Women in Polish Cinema

By Jonathan Owen

Fall 2006 Issue of KINEMA


The title of Ewa Mazierska and Elżbieta Ostrowska's Women in Polish Cinema designates an area of film studies doubly neglected. In the field of Polish cinema studies, itself marginal territory, there has been scant attention paid to gender issues. The authors lay much of the blame for this at the feet of Polish film scholars themselves, resistant to gender studies out of an all too symptomatic hostility towards feminism as an alien, "corrupting Western influence". Attempting significantly to redress this situation, the authors establish a twofold purpose: to assess the representations of women onscreen and to reassess the place within Polish cinema of women behind the camera. Their analysis mediated by a strong sense of national specificity, Mazierska and Ostrowska reveal the range of historical, political and religious factors that have determined (indeed sometimes over-determined) constructions of femininity in Polish culture and film.

By far the most important and far-reaching of these constructions is the myth of the "Polish Mother," an austere feminine role model that emphasises fervent patriotism, stoic suffering and the willing sacrifice of self and family to the nationalist cause. This ideal of martyr-like, politicised femininity, argues Joanna Szwajcowska in the first of the book's three parts, arose in the occupied, partitioned Poland of the nineteenth century: once the public sphere was appropriated by the occupiers, the defence of Poland's language, culture and values was entrusted to the private, domestic sphere. The myth was also nurtured by cultural and religious tradition (Romanticism and the Catholic "Marian" cult).

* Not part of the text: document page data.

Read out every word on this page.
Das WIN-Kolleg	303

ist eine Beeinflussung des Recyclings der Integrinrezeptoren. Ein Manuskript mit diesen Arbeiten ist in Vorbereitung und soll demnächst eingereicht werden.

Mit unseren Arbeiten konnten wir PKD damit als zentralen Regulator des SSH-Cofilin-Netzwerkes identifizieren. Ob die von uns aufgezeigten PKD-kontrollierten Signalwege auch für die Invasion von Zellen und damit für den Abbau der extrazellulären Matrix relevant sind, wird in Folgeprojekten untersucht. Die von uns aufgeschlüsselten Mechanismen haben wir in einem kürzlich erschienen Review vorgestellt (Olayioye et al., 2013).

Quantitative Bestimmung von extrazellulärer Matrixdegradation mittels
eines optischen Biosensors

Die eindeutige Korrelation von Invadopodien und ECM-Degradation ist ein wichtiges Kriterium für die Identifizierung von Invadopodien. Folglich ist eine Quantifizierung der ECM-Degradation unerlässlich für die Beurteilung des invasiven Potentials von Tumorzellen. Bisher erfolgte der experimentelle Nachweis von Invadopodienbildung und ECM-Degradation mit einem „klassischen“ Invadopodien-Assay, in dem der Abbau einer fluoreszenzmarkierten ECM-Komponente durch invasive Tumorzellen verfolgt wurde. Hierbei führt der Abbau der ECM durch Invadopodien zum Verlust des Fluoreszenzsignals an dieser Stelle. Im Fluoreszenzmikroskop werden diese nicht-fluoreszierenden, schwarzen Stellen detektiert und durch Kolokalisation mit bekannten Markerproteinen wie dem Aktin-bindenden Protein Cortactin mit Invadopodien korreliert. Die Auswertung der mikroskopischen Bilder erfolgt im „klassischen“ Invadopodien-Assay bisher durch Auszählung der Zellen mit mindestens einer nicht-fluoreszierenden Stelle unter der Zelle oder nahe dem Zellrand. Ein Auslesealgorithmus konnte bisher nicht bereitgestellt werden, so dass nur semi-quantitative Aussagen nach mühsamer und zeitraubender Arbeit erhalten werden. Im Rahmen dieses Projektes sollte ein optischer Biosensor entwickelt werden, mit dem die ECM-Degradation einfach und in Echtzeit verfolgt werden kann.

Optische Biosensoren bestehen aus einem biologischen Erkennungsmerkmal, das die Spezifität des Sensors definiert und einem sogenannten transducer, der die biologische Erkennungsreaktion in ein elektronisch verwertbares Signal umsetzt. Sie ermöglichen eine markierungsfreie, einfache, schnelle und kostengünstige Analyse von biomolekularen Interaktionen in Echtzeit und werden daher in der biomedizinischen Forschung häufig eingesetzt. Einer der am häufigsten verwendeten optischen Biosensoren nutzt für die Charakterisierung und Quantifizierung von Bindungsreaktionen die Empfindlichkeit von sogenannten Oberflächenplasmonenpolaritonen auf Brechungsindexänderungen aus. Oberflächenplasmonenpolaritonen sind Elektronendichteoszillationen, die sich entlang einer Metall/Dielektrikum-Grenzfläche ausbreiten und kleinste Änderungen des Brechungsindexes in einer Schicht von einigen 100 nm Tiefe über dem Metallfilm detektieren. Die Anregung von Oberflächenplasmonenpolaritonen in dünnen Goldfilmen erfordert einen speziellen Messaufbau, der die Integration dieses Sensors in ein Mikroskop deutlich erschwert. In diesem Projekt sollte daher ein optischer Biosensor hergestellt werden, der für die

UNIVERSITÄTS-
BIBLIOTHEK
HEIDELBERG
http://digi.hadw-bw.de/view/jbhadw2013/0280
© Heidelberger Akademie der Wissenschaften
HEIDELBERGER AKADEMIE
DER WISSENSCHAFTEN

The book's second part examines the portrayal of women throughout Polish cinema history, from the silent era to the post-Communist period. There are shifts and continuities, occasionally progressive representations but more often traditional or reactionary ones: the seemingly liberatory images of female workers or "Superwomen" in Socialist Realist cinema are compromised by subtle paternalism and the perpetuation of traditional ideals of beauty; the long-suffering Polish Mother is transposed to the struggles of the Solidarity era; and, most dispiritingly of all, the end of Communist oppression ushers in a resurgent sexual conservatism and a "masculine" genre cinema that both marginalise and demonises women. Counterbalancing this account of women "according to men" is the book's final part, which explores the ?uvres of several female directors, including the "women's films" of Barbara Sass and the contemporary work of Dorota Kędzierzawska.

Women in Polish Cinema reconciles cultural case study and theoretical perspectives on gender in an admirably, perhaps surprisingly, lucid manner. The films themselves are analysed in detail and depth, and the comprehensive summaries provided will certainly benefit the native English speakers for whom most of these films will be difficult to see. As well as helping fill a significant gap in film scholarship, the book's focus prompts some fascinating revaluations of Polish cinema history.

The Polish School, often acclaimed as Eastern bloc cinema's modernist breakthrough, is shown as re-inscribing those images of suffering, self-sacrificing heroines central to national mythology. The career of Andrzej Wajda, Poland's most celebrated filmmaker, comes in for some particularly sharp revision: reducing Man of Marble's independent heroine to a passive Polish Mother in Man of Iron, Wajda is criticised as an "opportunist" who tailors his films to political trends, in this case the conservative, Catholic Solidarity movement. The book's third part is of necessity slightly less focused than the other two, with the thematic coherence of the preceding parts balanced by the need to do justice to the totality of each director's work. Yet this section displays the same critical insight and independence. A chapter on the almost forgotten Wanda Jakubowska reveals both artistic merit and moments of (possibly inadvertent) political critique: just as the authors are unafraid to criticise an August figure such as Wajda, they are even-handed with a director easily dismissed as a Stalinist propagandist. Combining freshness of focus with close, penetrating analysis, Women in Polish Cinema is a contribution to East European film studies at once innovative and exemplary.

WOMEN IN POLISH CINEMA. Ewa Mazierska and Elżbieta Ostrowska. New York; Oxford: Berghahn Books, 2006.256 pp. 36 ill.ISBN: 1571819479 (hdbk), $75/£45;ISBN: 1571819487 (paper), $25/£15.

WOMEN IN POLISH CINEMA. Ewa Mazierska and Elżbieta Ostrowska. New York; Oxford: Berghahn Books, 2006.

256 pp. 36 ill.

ISBN: 1571819479 (hdbk), $75/£45;

ISBN: 1571819487 (paper), $25/£15.

Author Information

Jonathan L. OWEN is a PhD candidate at the University of Manchester in the UK. He is writing his thesis on the Czech New Wave and its relationship with Surrealism. His research interests are the Czech avant-garde and underground, East European cinema and the French Nouvelle vague.